Büyük partiler küçük partiler, merkez partiler çevre partiler, soldakiler sağdakiler… Her partinin yeni sisteme yönelik kaygıları, ümitleri farklı…
Kimileri diyor ki, küçük partiler kaybolup gidecek; kimi diyor ki küçük partiler kilit rol oynayacak. Kimine göre sağ ve sol blokta saflaşma yaşanacak; mücadele, farklı damarların içinde eridiği iki ana akım arasında yaşanacak. Kimine göre ise bildik siyasi yelpaze anlamını yitirecek sağ ve soldakiler arasında farklı ittifaklar yaşanacak…
Doğrusu Türk siyaseti uzun zamandır merkez-çevre, sağ-sol ayrımına dayanan analizlerle yorumlanamayacak durumda. AK Parti’nin çevreden merkeze hareket ederek merkezi dönüştürmesi ve yeniden inşa etmesi bildik tanımları anlamsızlaştırmıştı. AK Parti merkezden de oy aldı çevreden de, sağdan da aldı soldan da, İslamcılardan da aldı liberallerden ve laiklerden de… AK Parti’nin yaptığı, ANAP gibi dört eğilimi bir araya getirmek değildi elbette. ANAP bir terkip partisi olarak bu damarları birleştirdi ve kriz anında bunlar ayrışarak asli mecralarına aktılar. AK Parti belli bir muhteva, öz, ilkeler, hedefler temelinde bir senteze gitti, ortak bir sahiplenme duygusu ve ortak bir ülkü üretti. Yüzde 34 oyla iktidara gelen bir siyasi hareketin yüzde 50’lere ulaşması toplumsal düzeyde bir açılıma gitmesi, sosyal ittifaklar oluşturması anlamını taşır. AK Parti hiçbir partiyle koalisyon yapmadı ama o partilerin tabanlarındaki vatandaşlarla ortaklıklar inşa etti, ortak duygular ve hedefler yakaladı. Özellikle referandum gibi daha yüksek destek bulduğu seçimlerde kendisine doğru hareket eden kitleyi kazanmasını bildi, onlarla duygudaşlık geliştirdi ve onları kalıcı seçmeni haline getirdi.
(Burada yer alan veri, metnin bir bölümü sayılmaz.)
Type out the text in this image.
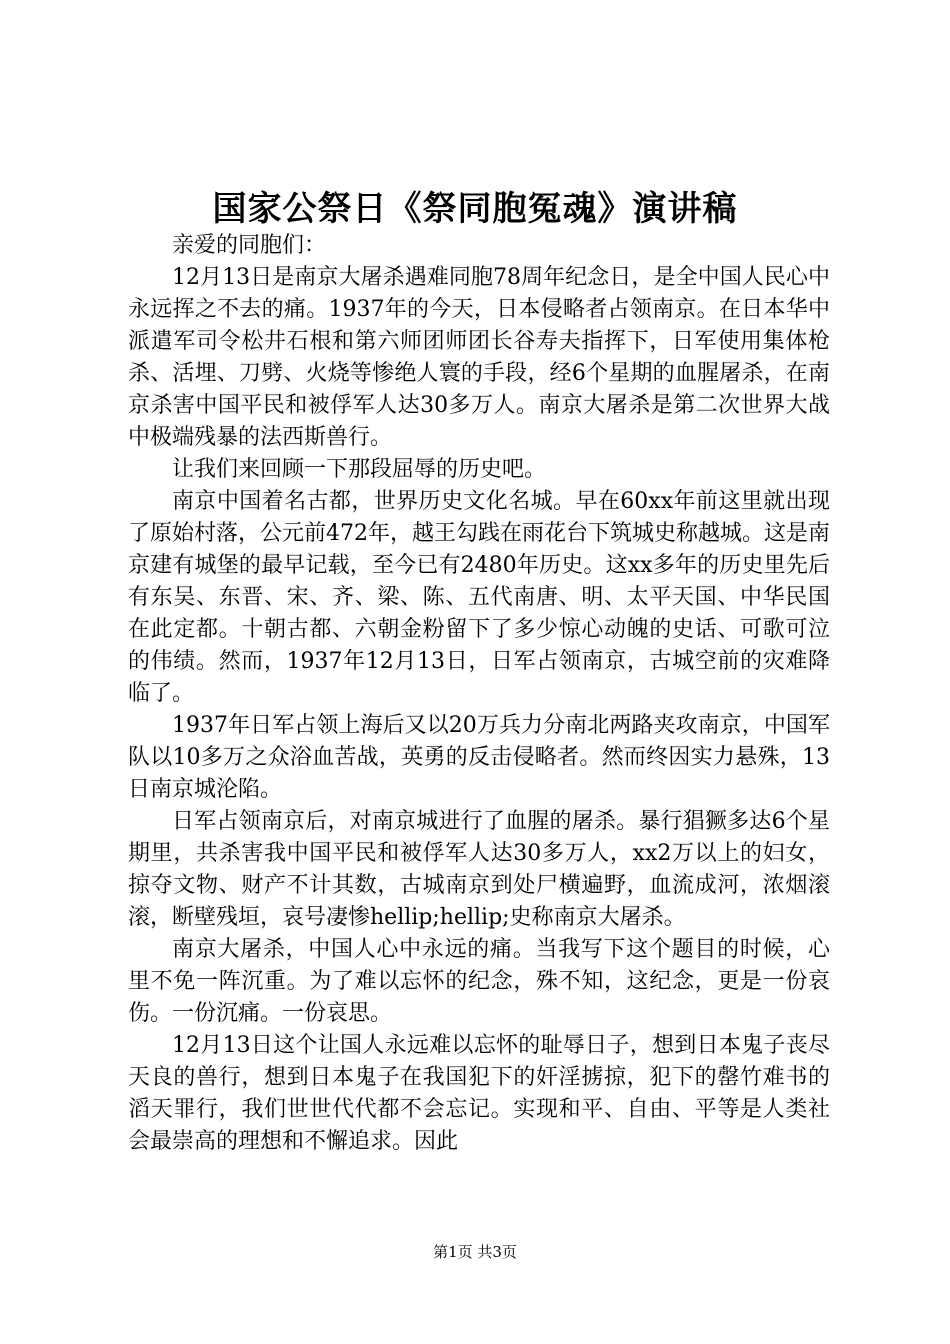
国家公祭日《祭同胞冤魂》演讲稿

亲爱的同胞们：

12月13日是南京大屠杀遇难同胞78周年纪念日，是全中国人民心中永远挥之不去的痛。1937年的今天，日本侵略者占领南京。在日本华中派遣军司令松井石根和第六师团师团长谷寿夫指挥下，日军使用集体枪杀、活埋、刀劈、火烧等惨绝人寰的手段，经6个星期的血腥屠杀，在南京杀害中国平民和被俘军人达30多万人。南京大屠杀是第二次世界大战中极端残暴的法西斯兽行。

让我们来回顾一下那段屈辱的历史吧。

南京中国着名古都，世界历史文化名城。早在60xx年前这里就出现了原始村落，公元前472年，越王勾践在雨花台下筑城史称越城。这是南京建有城堡的最早记载，至今已有2480年历史。这xx多年的历史里先后有东吴、东晋、宋、齐、梁、陈、五代南唐、明、太平天国、中华民国在此定都。十朝古都、六朝金粉留下了多少惊心动魄的史话、可歌可泣的伟绩。然而，1937年12月13日，日军占领南京，古城空前的灾难降临了。

1937年日军占领上海后又以20万兵力分南北两路夹攻南京，中国军队以10多万之众浴血苦战，英勇的反击侵略者。然而终因实力悬殊，13日南京城沦陷。

日军占领南京后，对南京城进行了血腥的屠杀。暴行猖獗多达6个星期里，共杀害我中国平民和被俘军人达30多万人，xx2万以上的妇女，掠夺文物、财产不计其数，古城南京到处尸横遍野，血流成河，浓烟滚滚，断壁残垣，哀号凄惨hellip;hellip;史称南京大屠杀。

南京大屠杀，中国人心中永远的痛。当我写下这个题目的时候，心里不免一阵沉重。为了难以忘怀的纪念，殊不知，这纪念，更是一份哀伤。一份沉痛。一份哀思。

12月13日这个让国人永远难以忘怀的耻辱日子，想到日本鬼子丧尽天良的兽行，想到日本鬼子在我国犯下的奸淫掳掠，犯下的罄竹难书的滔天罪行，我们世世代代都不会忘记。实现和平、自由、平等是人类社会最崇高的理想和不懈追求。因此

第1页 共3页
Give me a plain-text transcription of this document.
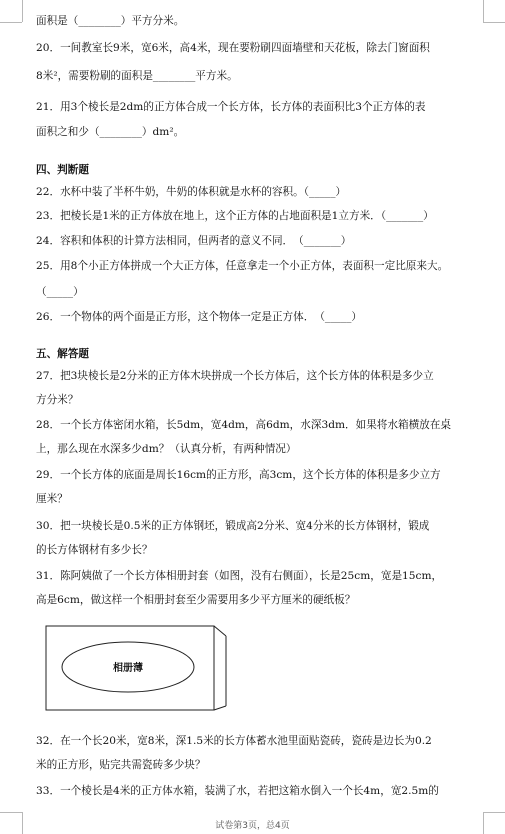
面积是（________）平方分米。
20．一间教室长9米，宽6米，高4米，现在要粉刷四面墙壁和天花板，除去门窗面积
8米²，需要粉刷的面积是________平方米。
21．用3个棱长是2dm的正方体合成一个长方体，长方体的表面积比3个正方体的表
面积之和少（________）dm²。
四、判断题
22．水杯中装了半杯牛奶，牛奶的体积就是水杯的容积。（_____）
23．把棱长是1米的正方体放在地上，这个正方体的占地面积是1立方米．（_______）
24．容积和体积的计算方法相同，但两者的意义不同．　（_______）
25．用8个小正方体拼成一个大正方体，任意拿走一个小正方体，表面积一定比原来大。
（_____）
26．一个物体的两个面是正方形，这个物体一定是正方体．　（_____）
五、解答题
27．把3块棱长是2分米的正方体木块拼成一个长方体后，这个长方体的体积是多少立
方分米？
28．一个长方体密闭水箱，长5dm，宽4dm，高6dm，水深3dm．如果将水箱横放在桌
上，那么现在水深多少dm？（认真分析，有两种情况）
29．一个长方体的底面是周长16cm的正方形，高3cm，这个长方体的体积是多少立方
厘米？
30．把一块棱长是0.5米的正方体钢坯，锻成高2分米、宽4分米的长方体钢材，锻成
的长方体钢材有多少长？
31．陈阿姨做了一个长方体相册封套（如图，没有右侧面），长是25cm，宽是15cm，
高是6cm，做这样一个相册封套至少需要用多少平方厘米的硬纸板？
相册薄
32．在一个长20米，宽8米，深1.5米的长方体蓄水池里面贴瓷砖，瓷砖是边长为0.2
米的正方形，贴完共需瓷砖多少块？
33．一个棱长是4米的正方体水箱，装满了水，若把这箱水倒入一个长4m，宽2.5m的
试卷第3页，总4页
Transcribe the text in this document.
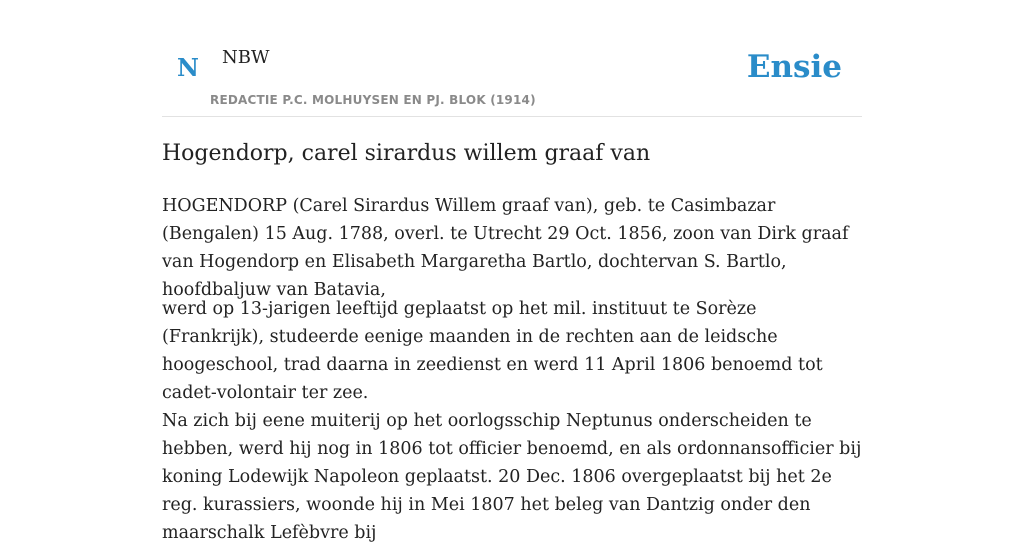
N NBW
REDACTIE P.C. MOLHUYSEN EN PJ. BLOK (1914)
Ensie
Hogendorp, carel sirardus willem graaf van

HOGENDORP (Carel Sirardus Willem graaf van), geb. te Casimbazar (Bengalen) 15 Aug. 1788, overl. te Utrecht 29 Oct. 1856, zoon van Dirk graaf van Hogendorp en Elisabeth Margaretha Bartlo, dochtervan S. Bartlo, hoofdbaljuw van Batavia,

werd op 13-jarigen leeftijd geplaatst op het mil. instituut te Sorèze (Frankrijk), studeerde eenige maanden in de rechten aan de leidsche hoogeschool, trad daarna in zeedienst en werd 11 April 1806 benoemd tot cadet-volontair ter zee.

Na zich bij eene muiterij op het oorlogsschip Neptunus onderscheiden te hebben, werd hij nog in 1806 tot officier benoemd, en als ordonnansofficier bij koning Lodewijk Napoleon geplaatst. 20 Dec. 1806 overgeplaatst bij het 2e reg. kurassiers, woonde hij in Mei 1807 het beleg van Dantzig onder den maarschalk Lefèbvre bij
Cumhurbaşkanlığı sisteminin yüzde 50’yi aşılması gereken bir eşik olarak ortaya koyması partilerin siyaset tarzlarında ve diğer partilerle ilişki biçimlerinde köklü değişiklikler meydana getirecektir. ‘Ben yüzde 25’le ana muhalefet olarak kalır, sert ideolojik konumumu korurum’ diyen bir CHP’nin artık böyle bir siyasi konforu olamaz. CHP daha esnek, daha işbirliğine açık, daha ılımlı, daha açılımcı olmak durumunda. Küçük olsun benim olsun diyerek kendi güvenli alanlarında siyaset yapmaya alışan diğer partilerin de yeni hamleler yapması gerekecek.
Özellikle kimlik siyaseti yapan partilerin yeni ittifak arayışları sebebiyle ideolojik yapıları ve siyaset tarzları da sarsıntı geçirecek. Örneğin HDP radikalleştikçe sistemin kenarına savrulacak ve anlamını kaybedecek, diğer partilerle yakınlaştıkça keskin söylemlerini sürdüremeyecek.
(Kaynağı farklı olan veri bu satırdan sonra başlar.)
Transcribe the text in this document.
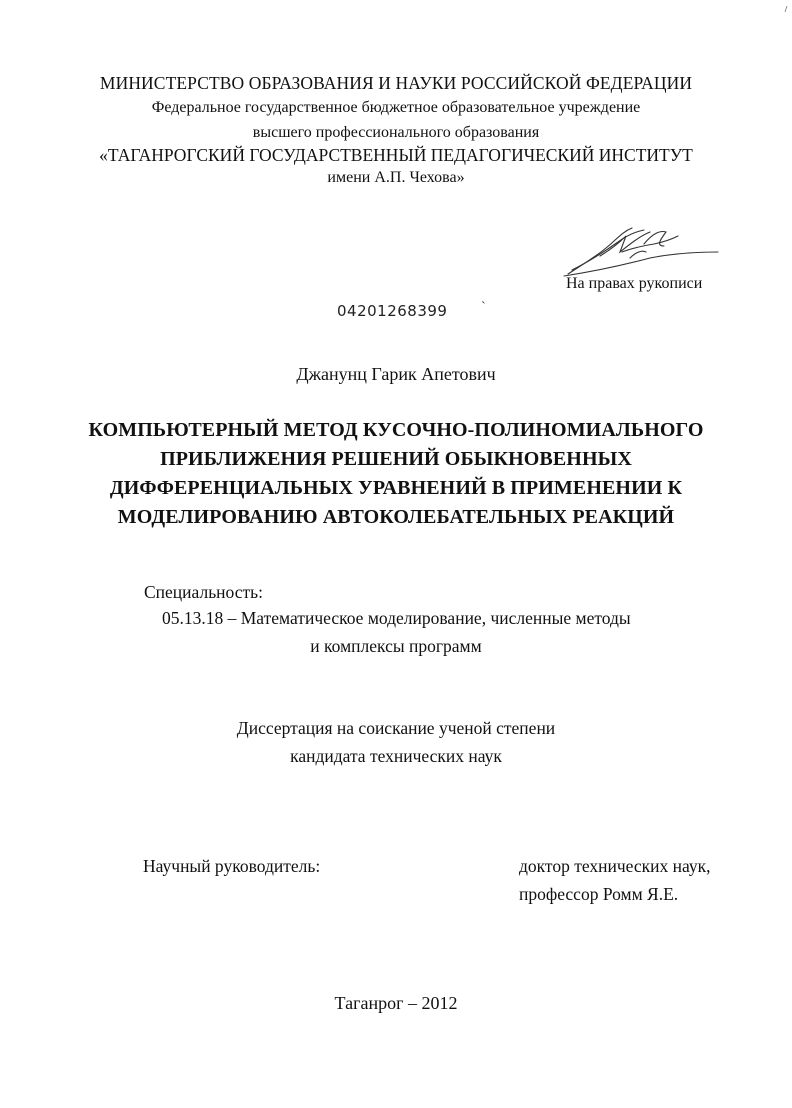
МИНИСТЕРСТВО ОБРАЗОВАНИЯ И НАУКИ РОССИЙСКОЙ ФЕДЕРАЦИИ
Федеральное государственное бюджетное образовательное учреждение
высшего профессионального образования
«ТАГАНРОГСКИЙ ГОСУДАРСТВЕННЫЙ ПЕДАГОГИЧЕСКИЙ ИНСТИТУТ
имени А.П. Чехова»
На правах рукописи
04201268399 `
Джанунц Гарик Апетович
КОМПЬЮТЕРНЫЙ МЕТОД КУСОЧНО-ПОЛИНОМИАЛЬНОГО
ПРИБЛИЖЕНИЯ РЕШЕНИЙ ОБЫКНОВЕННЫХ
ДИФФЕРЕНЦИАЛЬНЫХ УРАВНЕНИЙ В ПРИМЕНЕНИИ К
МОДЕЛИРОВАНИЮ АВТОКОЛЕБАТЕЛЬНЫХ РЕАКЦИЙ
Специальность:
05.13.18 – Математическое моделирование, численные методы
и комплексы программ
Диссертация на соискание ученой степени
кандидата технических наук
Научный руководитель:	доктор технических наук,
профессор Ромм Я.Е.
Таганрог – 2012
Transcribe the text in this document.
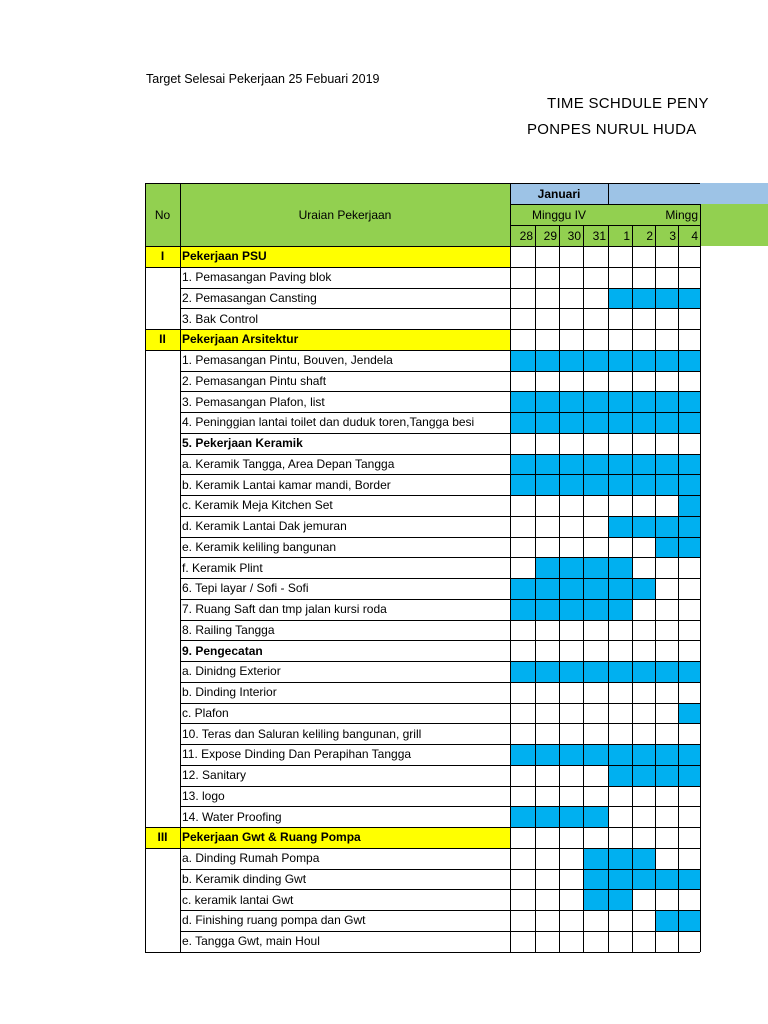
Target Selesai Pekerjaan 25 Febuari 2019
TIME SCHDULE PENY
PONPES NURUL HUDA
No	Uraian Pekerjaan
Januari
Minggu IV	Mingg
28 29 30 31	1	2	3	4
I	Pekerjaan PSU
1. Pemasangan Paving blok
2. Pemasangan Cansting
3. Bak Control
II	Pekerjaan Arsitektur
1. Pemasangan Pintu, Bouven, Jendela
2. Pemasangan Pintu shaft
3. Pemasangan Plafon, list
4. Peninggian lantai toilet dan duduk toren,Tangga besi
5. Pekerjaan Keramik
a. Keramik Tangga, Area Depan Tangga
b. Keramik Lantai kamar mandi, Border
c. Keramik Meja Kitchen Set
d. Keramik Lantai Dak jemuran
e. Keramik keliling bangunan
f. Keramik Plint
6. Tepi layar / Sofi - Sofi
7. Ruang Saft dan tmp jalan kursi roda
8. Railing Tangga
9. Pengecatan
a. Dinidng Exterior
b. Dinding Interior
c. Plafon
10. Teras dan Saluran keliling bangunan, grill
11. Expose Dinding Dan Perapihan Tangga
12. Sanitary
13. logo
14. Water Proofing
III	Pekerjaan Gwt & Ruang Pompa
a. Dinding Rumah Pompa
b. Keramik dinding Gwt
c. keramik lantai Gwt
d. Finishing ruang pompa dan Gwt
e. Tangga Gwt, main Houl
Son günlerde polemik konusu olduğu gibi MHP’li muhaliflerin, Saadet Partililerin, HDP ve CHP’lilerin böyle bir ittifak arayışına girmesi ideolojik kısa devrelere veya elektriklenmelere sebep olacaktır. Bu partilerin hepsi ayrı bir alem ve her alemin içinde de ayrı çekişmeler yaşanıyor. Kendi içini toparlayamayan bir CHP’nin diğer partileri toparlaması beklenemez. CHP daha önce de diğer partilerle ortak zeminde hareket etmeye çalıştı, ‘yeter ki, seçimi alalım’ motivasyonuyla daha önce de farklı sulara yelken açtı. Ama bunların hiçbiri yeni durumu doğru anlayıp yapısal bir dönüşüm geçirmek ve kendisini yenilemek anlamına gelmiyordu. Sadece kazanma güdüsüyle takınılan pragmatik vekonjonktürel tavırlar CHP’yi bir yerden bir yere taşıyamadı. Yüzde 48 hayır oyu bir açılımı ve alan genişlemesini izah etmiyor.
Kılıçdaroğlu ‘Cumhurbaşkanı yüzde 51’in Cumhurbaşkanı haline gelmiştir’ derken aslında yüzde 48’i kendisine mal etmeye ‘ben yüzde 48’in genel başkanıyım’ demeye çalışıyor. Ama bu ham hayaldir. Fahrettin Altun’un dünkü yazısında sıraladığı şu hususlar CHP’nin birçok sorunu olduğunu gösteriyor: “HDP’lileşmek, FETÖ’ye alet olmak, milliliğe sırt dönmek, batıdan işaret beklemek, sokak kalkışmalarından medet ummak, mezhepçilik yapmak, mızıkçılık yapmak, sol radikal örgüt gibi davranmak, korku siyaseti yapmak, yalana dayanmak…”
Sistemi revize ediyoruz ama önemli olan siyasetin yeni sisteme göre kendisini revize etmesidir.
Değişimin lokomotifi olan AK Parti yeni dönemde de siyaseti şekillendirecek ve Türkiye’yi dönüştürecek yegâne hareket olacaktır.